Olivier Custodio

Personal information
- Full name: Oliver Custodio Da Costa
- Date of birth: 10 February 1995 (age 31)
- Place of birth: Montreux, Switzerland
- Height: 1.79 m (5 ft 10 in)
- Position: Defensive midfielder

Team information
- Current team: Lausanne-Sport
- Number: 10

Youth career
- Montreux-Sports
- FC Yvorne
- Lausanne-Sport

Senior career*
- Years: Team / Apps / (Gls)
- 2013–2017: Team Vaud U21 / 27 / (11)
- 2013–2017: Lausanne-Sport / 83 / (3)
- 2017–2019: Luzern / 54 / (0)
- 2019–2022: Lugano / 93 / (6)
- 2022–: Lausanne-Sport / 123 / (4)

International career^{‡}
- 2010: Switzerland U15 / 3 / (0)
- 2010–2011: Switzerland U16 / 14 / (0)
- 2011–2012: Switzerland U17 / 10 / (0)
- 2012–2013: Switzerland U18 / 6 / (0)
- 2013–2014: Switzerland U19 / 9 / (1)
- 2015–2016: Switzerland U20 / 4 / (0)
- 2015: Switzerland U-21 / 1 / (0)

= Olivier Custodio =

Swiss footballer (born 1995)

Oliver Custodio Da Costa (born 10 February 1995) is a Swiss professional footballer who plays as a defensive midfielder for Lausanne-Sport.

==Club career==
On 31 August 2013, Custodio made his professional debut with FC Lausanne-Sport in a 2013–14 Swiss Super League match against FC Thun replacing Salim Khelifi (90th minute).
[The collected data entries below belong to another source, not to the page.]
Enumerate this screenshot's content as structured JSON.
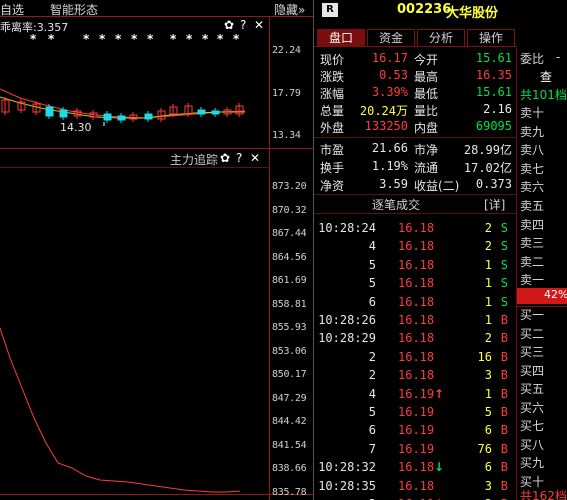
{
  "top_bar": {
    "menu_left": "自选",
    "menu_shape": "智能形态",
    "hide_label": "隐藏",
    "hide_arrow": "»",
    "r_badge": "R",
    "stock_code": "002236",
    "stock_name": "大华股份"
  },
  "kline_panel": {
    "indicator_label": "乖离率:3.357",
    "stars": [
      "*",
      "*",
      "*",
      "*",
      "*",
      "*",
      "*",
      "*",
      "*",
      "*",
      "*",
      "*",
      "*",
      "*"
    ],
    "min_price_label": "14.30",
    "y_labels": [
      "22.24",
      "17.79",
      "13.34"
    ],
    "candle_colors": {
      "up": "#ff3b3b",
      "down": "#20d8e8",
      "ma": "#ff3b3b",
      "ma2": "#c8c828"
    }
  },
  "main_force_panel": {
    "title": "主力追踪",
    "y_labels": [
      "873.20",
      "870.32",
      "867.44",
      "864.56",
      "861.69",
      "858.81",
      "855.93",
      "853.06",
      "850.17",
      "847.29",
      "844.42",
      "841.54",
      "838.66",
      "835.78"
    ],
    "line_color": "#ff3b3b"
  },
  "panel_icons": {
    "gear": "✿",
    "help": "?",
    "close": "✕"
  },
  "tabs": [
    {
      "label": "盘口",
      "active": true
    },
    {
      "label": "资金",
      "active": false
    },
    {
      "label": "分析",
      "active": false
    },
    {
      "label": "操作",
      "active": false
    }
  ],
  "quote": [
    {
      "l1": "现价",
      "v1": "16.17",
      "c1": "red",
      "l2": "今开",
      "v2": "15.61",
      "c2": "green"
    },
    {
      "l1": "涨跌",
      "v1": "0.53",
      "c1": "red",
      "l2": "最高",
      "v2": "16.35",
      "c2": "red"
    },
    {
      "l1": "涨幅",
      "v1": "3.39%",
      "c1": "red",
      "l2": "最低",
      "v2": "15.61",
      "c2": "green"
    },
    {
      "l1": "总量",
      "v1": "20.24万",
      "c1": "yellow",
      "l2": "量比",
      "v2": "2.16",
      "c2": "white"
    },
    {
      "l1": "外盘",
      "v1": "133250",
      "c1": "red",
      "l2": "内盘",
      "v2": "69095",
      "c2": "green"
    }
  ],
  "quote2": [
    {
      "l1": "市盈",
      "v1": "21.66",
      "l2": "市净",
      "v2": "28.99亿"
    },
    {
      "l1": "换手",
      "v1": "1.19%",
      "l2": "流通",
      "v2": "17.02亿"
    },
    {
      "l1": "净资",
      "v1": "3.59",
      "l2": "收益(二)",
      "v2": "0.373"
    }
  ],
  "trades_header": {
    "title": "逐笔成交",
    "detail": "[详]"
  },
  "trades": [
    {
      "time": "10:28:24",
      "price": "16.18",
      "vol": "2",
      "side": "S",
      "arrow": ""
    },
    {
      "time": "4",
      "price": "16.18",
      "vol": "2",
      "side": "S",
      "arrow": ""
    },
    {
      "time": "5",
      "price": "16.18",
      "vol": "1",
      "side": "S",
      "arrow": ""
    },
    {
      "time": "5",
      "price": "16.18",
      "vol": "1",
      "side": "S",
      "arrow": ""
    },
    {
      "time": "6",
      "price": "16.18",
      "vol": "1",
      "side": "S",
      "arrow": ""
    },
    {
      "time": "10:28:26",
      "price": "16.18",
      "vol": "1",
      "side": "B",
      "arrow": ""
    },
    {
      "time": "10:28:29",
      "price": "16.18",
      "vol": "2",
      "side": "B",
      "arrow": ""
    },
    {
      "time": "2",
      "price": "16.18",
      "vol": "16",
      "side": "B",
      "arrow": ""
    },
    {
      "time": "2",
      "price": "16.18",
      "vol": "3",
      "side": "B",
      "arrow": ""
    },
    {
      "time": "4",
      "price": "16.19",
      "vol": "1",
      "side": "B",
      "arrow": "↑"
    },
    {
      "time": "5",
      "price": "16.19",
      "vol": "5",
      "side": "B",
      "arrow": ""
    },
    {
      "time": "6",
      "price": "16.19",
      "vol": "6",
      "side": "B",
      "arrow": ""
    },
    {
      "time": "7",
      "price": "16.19",
      "vol": "76",
      "side": "B",
      "arrow": ""
    },
    {
      "time": "10:28:32",
      "price": "16.18",
      "vol": "6",
      "side": "B",
      "arrow": "↓"
    },
    {
      "time": "10:28:35",
      "price": "16.18",
      "vol": "3",
      "side": "B",
      "arrow": ""
    },
    {
      "time": "2",
      "price": "16.19",
      "vol": "2",
      "side": "B",
      "arrow": "↑"
    }
  ],
  "order_book": {
    "header": "委比",
    "header_value": "-",
    "sell_count": "共101档",
    "sell_suffix": "查",
    "sell": [
      "卖十",
      "卖九",
      "卖八",
      "卖七",
      "卖六",
      "卖五",
      "卖四",
      "卖三",
      "卖二",
      "卖一"
    ],
    "ratio": "42%",
    "buy": [
      "买一",
      "买二",
      "买三",
      "买四",
      "买五",
      "买六",
      "买七",
      "买八",
      "买九",
      "买十"
    ],
    "buy_count": "共162档"
  }
}
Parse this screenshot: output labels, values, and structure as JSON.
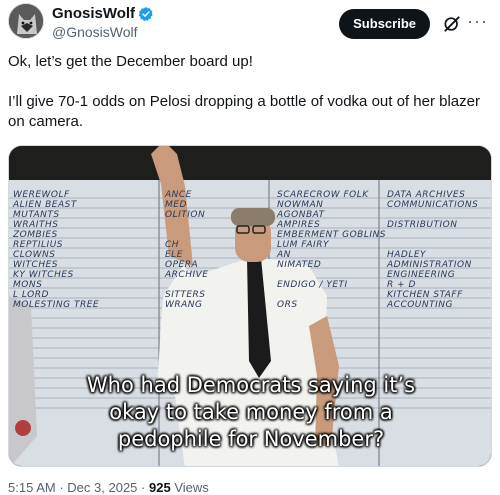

In the summer of 2017, he was transferred to FC Luzern. On 18 June 2019, he signed a three-year deal with FC Lugano. On 15 May 2022, Custodio scored a goal in Lugano's 4–1 victory over St. Gallen in the final of the Swiss Cup.

On 11 June 2022, Custodio returned to Lausanne-Sport.